Pathologic Calcification: Dystrophic vs Metastatic

Dystrophic calcification is “abnormal tissue, normal labs”: calcium deposits in damaged or necrotic areas despite normal serum calcium and phosphate, typically in localized lesions such as calcific aortic stenosis, old TB granulomas, or atherosclerotic plaques, with psammoma bodies in certain tumors listed in the FA calcification table (Pathology, p207). On histology these deposits appear as deep basophilic (blue purple) granules.

Metastatic calcification is “normal tissue, abnormal labs”: calcium deposits in otherwise normal interstitial tissues of kidney, lung, or gastric mucosa because of hypercalcemia or hyperphosphatemia, classically from chronic kidney disease (CKD) with secondary hyperparathyroidism and high phosphate, or from primary hyperparathyroidism and related causes in the same table. Nephrocalcinosis in this setting can progress to nephrogenic diabetes insipidus and renal failure.

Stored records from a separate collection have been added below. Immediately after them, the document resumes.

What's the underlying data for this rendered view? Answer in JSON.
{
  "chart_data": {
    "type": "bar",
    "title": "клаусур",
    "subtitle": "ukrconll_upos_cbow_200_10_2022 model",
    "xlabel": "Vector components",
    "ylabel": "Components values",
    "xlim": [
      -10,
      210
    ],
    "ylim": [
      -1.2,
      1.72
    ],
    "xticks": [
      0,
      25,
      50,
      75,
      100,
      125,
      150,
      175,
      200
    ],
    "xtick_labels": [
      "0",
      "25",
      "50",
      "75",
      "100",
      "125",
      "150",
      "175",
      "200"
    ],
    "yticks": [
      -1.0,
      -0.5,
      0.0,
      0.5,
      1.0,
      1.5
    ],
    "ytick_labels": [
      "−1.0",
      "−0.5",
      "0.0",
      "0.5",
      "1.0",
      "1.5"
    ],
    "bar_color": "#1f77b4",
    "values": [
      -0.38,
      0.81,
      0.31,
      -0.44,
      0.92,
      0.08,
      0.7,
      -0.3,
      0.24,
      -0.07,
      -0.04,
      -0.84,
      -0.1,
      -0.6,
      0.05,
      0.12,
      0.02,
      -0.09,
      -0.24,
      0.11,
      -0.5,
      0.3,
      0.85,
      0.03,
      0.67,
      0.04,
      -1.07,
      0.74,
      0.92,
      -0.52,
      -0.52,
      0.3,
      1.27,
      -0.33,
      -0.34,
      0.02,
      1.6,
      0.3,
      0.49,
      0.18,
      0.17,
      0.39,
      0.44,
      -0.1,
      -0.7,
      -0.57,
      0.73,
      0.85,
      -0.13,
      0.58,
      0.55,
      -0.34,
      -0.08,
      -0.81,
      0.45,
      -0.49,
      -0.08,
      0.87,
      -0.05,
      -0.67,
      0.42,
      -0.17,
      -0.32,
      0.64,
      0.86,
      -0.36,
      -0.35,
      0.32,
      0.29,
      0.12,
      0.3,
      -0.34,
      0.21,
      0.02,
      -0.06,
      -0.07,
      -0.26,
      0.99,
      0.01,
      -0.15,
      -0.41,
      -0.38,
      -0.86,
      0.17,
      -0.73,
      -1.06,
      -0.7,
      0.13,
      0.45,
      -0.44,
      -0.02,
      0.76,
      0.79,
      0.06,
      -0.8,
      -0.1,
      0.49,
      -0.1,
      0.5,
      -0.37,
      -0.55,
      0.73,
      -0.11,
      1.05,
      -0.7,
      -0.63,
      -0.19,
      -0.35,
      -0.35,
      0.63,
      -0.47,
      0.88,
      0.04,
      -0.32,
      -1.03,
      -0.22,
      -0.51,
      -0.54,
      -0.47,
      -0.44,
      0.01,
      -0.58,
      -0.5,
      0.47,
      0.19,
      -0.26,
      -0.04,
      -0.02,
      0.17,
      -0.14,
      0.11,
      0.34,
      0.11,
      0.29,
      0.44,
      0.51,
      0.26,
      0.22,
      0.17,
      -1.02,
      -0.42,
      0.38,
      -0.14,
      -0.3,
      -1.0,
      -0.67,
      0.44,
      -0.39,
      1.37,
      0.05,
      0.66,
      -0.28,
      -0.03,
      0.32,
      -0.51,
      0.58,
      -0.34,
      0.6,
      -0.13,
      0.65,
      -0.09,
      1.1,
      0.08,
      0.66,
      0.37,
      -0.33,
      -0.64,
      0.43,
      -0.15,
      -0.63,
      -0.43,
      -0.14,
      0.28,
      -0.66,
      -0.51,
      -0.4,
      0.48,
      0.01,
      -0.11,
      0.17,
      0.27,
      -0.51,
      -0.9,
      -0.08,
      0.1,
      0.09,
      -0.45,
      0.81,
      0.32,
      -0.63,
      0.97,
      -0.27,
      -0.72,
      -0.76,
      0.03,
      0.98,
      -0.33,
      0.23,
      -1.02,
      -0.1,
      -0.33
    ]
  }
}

Clinically, a focal calcified aortic valve with normal calcium levels points to dystrophic calcification, whereas diffuse calcification in normal organs in a patient with CKD and elevated phosphate reflects metastatic calcification due to chronic hyperphosphatemia and secondary hyperparathyroidism. 

When you review vitamin D, calcium, and CKD therapies in pharmacology, you can relate their effects on calcium-phosphate balance back to this metastatic calcification framework.

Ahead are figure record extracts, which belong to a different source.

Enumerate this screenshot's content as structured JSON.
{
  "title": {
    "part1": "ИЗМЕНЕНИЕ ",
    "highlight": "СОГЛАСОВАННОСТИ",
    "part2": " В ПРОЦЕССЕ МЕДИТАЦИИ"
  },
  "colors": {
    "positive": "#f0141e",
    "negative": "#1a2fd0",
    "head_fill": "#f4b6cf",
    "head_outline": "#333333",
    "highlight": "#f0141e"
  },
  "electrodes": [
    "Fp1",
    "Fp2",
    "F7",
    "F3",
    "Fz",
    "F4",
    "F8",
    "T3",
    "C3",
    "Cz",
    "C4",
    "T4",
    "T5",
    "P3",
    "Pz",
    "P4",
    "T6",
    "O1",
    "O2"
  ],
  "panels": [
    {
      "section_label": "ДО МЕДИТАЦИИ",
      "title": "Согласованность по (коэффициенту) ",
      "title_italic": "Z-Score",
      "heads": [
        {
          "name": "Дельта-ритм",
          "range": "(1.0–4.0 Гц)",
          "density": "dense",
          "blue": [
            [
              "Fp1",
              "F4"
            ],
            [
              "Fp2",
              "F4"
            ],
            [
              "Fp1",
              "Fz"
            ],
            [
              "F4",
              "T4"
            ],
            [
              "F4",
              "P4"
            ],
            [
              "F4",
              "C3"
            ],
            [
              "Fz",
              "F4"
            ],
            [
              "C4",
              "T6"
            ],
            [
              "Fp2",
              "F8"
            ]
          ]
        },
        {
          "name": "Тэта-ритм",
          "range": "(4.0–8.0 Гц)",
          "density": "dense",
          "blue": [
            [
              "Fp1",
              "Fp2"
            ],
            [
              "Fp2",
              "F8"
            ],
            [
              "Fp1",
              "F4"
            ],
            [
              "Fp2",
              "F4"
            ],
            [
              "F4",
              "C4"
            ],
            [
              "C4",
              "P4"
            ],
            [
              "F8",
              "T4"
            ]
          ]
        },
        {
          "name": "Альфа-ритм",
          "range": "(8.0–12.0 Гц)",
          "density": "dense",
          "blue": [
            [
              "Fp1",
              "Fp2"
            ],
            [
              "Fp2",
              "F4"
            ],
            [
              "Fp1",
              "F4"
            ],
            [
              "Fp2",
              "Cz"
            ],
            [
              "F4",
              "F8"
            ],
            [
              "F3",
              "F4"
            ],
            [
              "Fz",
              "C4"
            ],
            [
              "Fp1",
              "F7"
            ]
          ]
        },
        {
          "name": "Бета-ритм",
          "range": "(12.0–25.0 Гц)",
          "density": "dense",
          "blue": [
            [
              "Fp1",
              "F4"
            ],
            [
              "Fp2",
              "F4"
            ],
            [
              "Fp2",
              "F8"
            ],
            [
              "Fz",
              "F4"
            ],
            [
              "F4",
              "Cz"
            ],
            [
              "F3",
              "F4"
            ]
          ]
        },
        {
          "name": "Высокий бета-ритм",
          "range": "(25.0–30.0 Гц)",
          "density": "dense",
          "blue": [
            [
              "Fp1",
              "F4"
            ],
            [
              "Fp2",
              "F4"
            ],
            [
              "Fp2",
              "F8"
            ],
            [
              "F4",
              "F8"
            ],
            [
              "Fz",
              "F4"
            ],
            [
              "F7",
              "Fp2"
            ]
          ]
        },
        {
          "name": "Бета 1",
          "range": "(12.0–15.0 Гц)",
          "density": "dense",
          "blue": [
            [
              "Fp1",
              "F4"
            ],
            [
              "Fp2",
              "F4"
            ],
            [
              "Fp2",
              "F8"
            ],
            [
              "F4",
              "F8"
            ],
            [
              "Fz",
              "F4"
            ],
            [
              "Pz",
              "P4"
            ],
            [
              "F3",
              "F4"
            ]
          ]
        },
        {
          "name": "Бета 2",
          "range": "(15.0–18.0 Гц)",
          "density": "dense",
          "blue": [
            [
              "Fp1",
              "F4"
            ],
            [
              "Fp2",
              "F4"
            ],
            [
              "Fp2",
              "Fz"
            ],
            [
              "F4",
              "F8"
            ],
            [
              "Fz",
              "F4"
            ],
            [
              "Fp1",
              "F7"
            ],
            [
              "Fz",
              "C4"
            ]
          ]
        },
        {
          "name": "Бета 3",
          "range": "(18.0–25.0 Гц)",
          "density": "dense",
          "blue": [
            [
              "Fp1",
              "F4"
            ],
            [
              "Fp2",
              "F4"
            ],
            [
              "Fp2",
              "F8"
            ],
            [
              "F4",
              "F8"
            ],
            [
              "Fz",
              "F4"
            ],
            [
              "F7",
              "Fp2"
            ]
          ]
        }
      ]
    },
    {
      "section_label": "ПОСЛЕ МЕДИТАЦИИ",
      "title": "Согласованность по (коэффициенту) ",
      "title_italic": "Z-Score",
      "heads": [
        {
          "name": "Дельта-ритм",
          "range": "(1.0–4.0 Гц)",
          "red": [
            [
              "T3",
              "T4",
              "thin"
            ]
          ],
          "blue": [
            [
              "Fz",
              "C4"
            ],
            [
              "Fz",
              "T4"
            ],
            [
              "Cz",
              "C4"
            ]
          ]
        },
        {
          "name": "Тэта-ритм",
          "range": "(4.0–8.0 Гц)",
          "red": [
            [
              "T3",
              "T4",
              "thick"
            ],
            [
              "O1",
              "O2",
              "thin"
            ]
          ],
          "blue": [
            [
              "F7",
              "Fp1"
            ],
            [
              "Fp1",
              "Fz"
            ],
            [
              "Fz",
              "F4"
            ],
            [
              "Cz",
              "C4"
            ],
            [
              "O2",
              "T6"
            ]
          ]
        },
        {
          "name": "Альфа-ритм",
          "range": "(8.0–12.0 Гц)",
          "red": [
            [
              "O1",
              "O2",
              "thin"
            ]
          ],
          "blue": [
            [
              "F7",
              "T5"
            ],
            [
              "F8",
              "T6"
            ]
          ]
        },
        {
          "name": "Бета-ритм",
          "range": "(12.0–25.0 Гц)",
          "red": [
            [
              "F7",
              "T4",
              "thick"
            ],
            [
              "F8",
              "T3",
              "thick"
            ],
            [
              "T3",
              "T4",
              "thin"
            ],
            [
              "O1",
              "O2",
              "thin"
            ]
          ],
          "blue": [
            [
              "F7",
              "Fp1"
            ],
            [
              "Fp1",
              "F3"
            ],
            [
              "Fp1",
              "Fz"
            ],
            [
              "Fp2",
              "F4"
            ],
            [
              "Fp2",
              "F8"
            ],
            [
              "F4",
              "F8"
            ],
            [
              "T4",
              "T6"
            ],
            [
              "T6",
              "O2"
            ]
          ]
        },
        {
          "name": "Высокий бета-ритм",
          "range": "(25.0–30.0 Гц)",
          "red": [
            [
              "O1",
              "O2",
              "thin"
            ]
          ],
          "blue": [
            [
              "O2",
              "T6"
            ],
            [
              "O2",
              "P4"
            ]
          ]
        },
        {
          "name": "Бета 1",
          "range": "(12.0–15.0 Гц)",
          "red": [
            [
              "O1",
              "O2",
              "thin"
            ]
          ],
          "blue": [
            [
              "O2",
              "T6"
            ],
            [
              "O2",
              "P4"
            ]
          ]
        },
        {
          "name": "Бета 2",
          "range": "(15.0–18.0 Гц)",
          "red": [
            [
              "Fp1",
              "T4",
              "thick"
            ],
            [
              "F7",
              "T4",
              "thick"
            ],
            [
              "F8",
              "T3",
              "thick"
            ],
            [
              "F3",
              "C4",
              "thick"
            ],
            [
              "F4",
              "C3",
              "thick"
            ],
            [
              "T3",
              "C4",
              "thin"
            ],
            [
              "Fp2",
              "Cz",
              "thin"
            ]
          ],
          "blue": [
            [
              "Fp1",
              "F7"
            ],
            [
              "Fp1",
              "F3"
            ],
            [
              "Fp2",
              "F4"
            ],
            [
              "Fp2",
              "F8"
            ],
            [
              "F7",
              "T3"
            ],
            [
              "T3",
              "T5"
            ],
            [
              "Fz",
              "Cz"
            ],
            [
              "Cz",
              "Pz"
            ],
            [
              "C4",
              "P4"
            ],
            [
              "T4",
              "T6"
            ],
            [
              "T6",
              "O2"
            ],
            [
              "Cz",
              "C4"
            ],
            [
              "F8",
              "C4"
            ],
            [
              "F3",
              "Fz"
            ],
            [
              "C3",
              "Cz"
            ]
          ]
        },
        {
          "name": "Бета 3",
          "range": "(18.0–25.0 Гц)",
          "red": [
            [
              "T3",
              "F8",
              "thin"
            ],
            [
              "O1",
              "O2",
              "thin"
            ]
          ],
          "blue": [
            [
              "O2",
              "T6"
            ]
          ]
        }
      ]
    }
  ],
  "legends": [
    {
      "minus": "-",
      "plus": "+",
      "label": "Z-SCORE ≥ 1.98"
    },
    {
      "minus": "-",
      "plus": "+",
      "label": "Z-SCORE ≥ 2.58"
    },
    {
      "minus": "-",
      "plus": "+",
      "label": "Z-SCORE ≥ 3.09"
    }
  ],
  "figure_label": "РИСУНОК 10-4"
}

Amyloidosis: Recognizing a Recurring Pattern

Amyloidosis is not a single disease but a pattern: extracellular deposition of misfolded proteins in an abnormal fibrillar, β pleated sheet configuration that disrupts organ function.

Systemic forms include:

  • AL (amyloid light chain): often in plasma cell dyscrasias like multiple myeloma.
  • AA (from serum amyloid A): seen in chronic inflammatory conditions.
  • Transthyretin (wild type form (in aging), or mutant (familial polyneuropathy and/or cardiomyopathy).
  • Dialysis related (from β2 microglobulin): end stage renal disease on long term dialysis.

FA’s amyloidosis table (Pathology, p208), also highlights localized deposits such as Aβ in Alzheimer disease and islet amyloid in type 2 diabetes. Amyloid shows up as amorphous pink material on routine hematoxylin and eosin, red orange on Congo red, and characteristic apple green birefringence under polarized light. 

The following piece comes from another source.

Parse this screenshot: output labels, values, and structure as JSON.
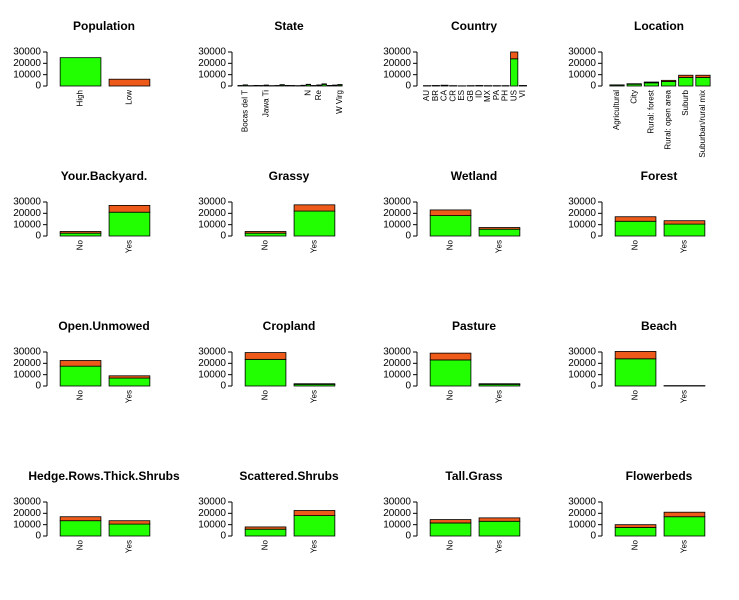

Because AA amyloidosis arises from chronically elevated serum amyloid A in inflammatory diseases like rheumatoid arthritis and inflammatory bowel disease, any therapy that controls that inflammation indirectly reduces risk of AA deposition. The same logic applies behind disease-modifying antirheumatic and biologic anti-cytokine drugs in the Pharmacology chapter, which aim to dampen chronic inflammation at source.

Quick Check: Can You Tell the Story Back?

Try quizzing yourself with the following review questions below or in FA. If  you can see how each of these fits into the same timeline – adaptation, reversible injury, irreversible injury/necrosis, and sometimes abnormal deposits – and you can point to where the pharmacology chapter revisits the same mechanisms as drug toxicities and treatments, you’re turning two dense chapters into one coherent framework you can reuse throughout your Step 1 prep.

All these mechanisms lie at the start of the path to cancer, where chronic injury and inflammation promote mutations and dysplasia, and the next blog will follow that progression into tumor genes, grade and stage, and metastatic patterns.

Try answering these in your own words:

  1. A heart biopsy after an infarct shows preserved architecture but no nuclei. What type of necrosis is this, and why is the architecture maintained?
  2. A patient with long‑standing CKD and hyperphosphatemia has nephrocalcinosis in normal renal tissue. Is this dystrophic or metastatic calcification, and what lab pattern supports your choice?
  3. A child with an acetaminophen overdose develops centrilobular hepatic necrosis. How do free radicals and glutathione depletion fit into this picture, and which antidote from your pharmacology tables addresses it?
  4. A lung lesion in a patient with TB has a cheesy center surrounded by a granuloma. What kind of necrosis is that, and which other infections can produce it?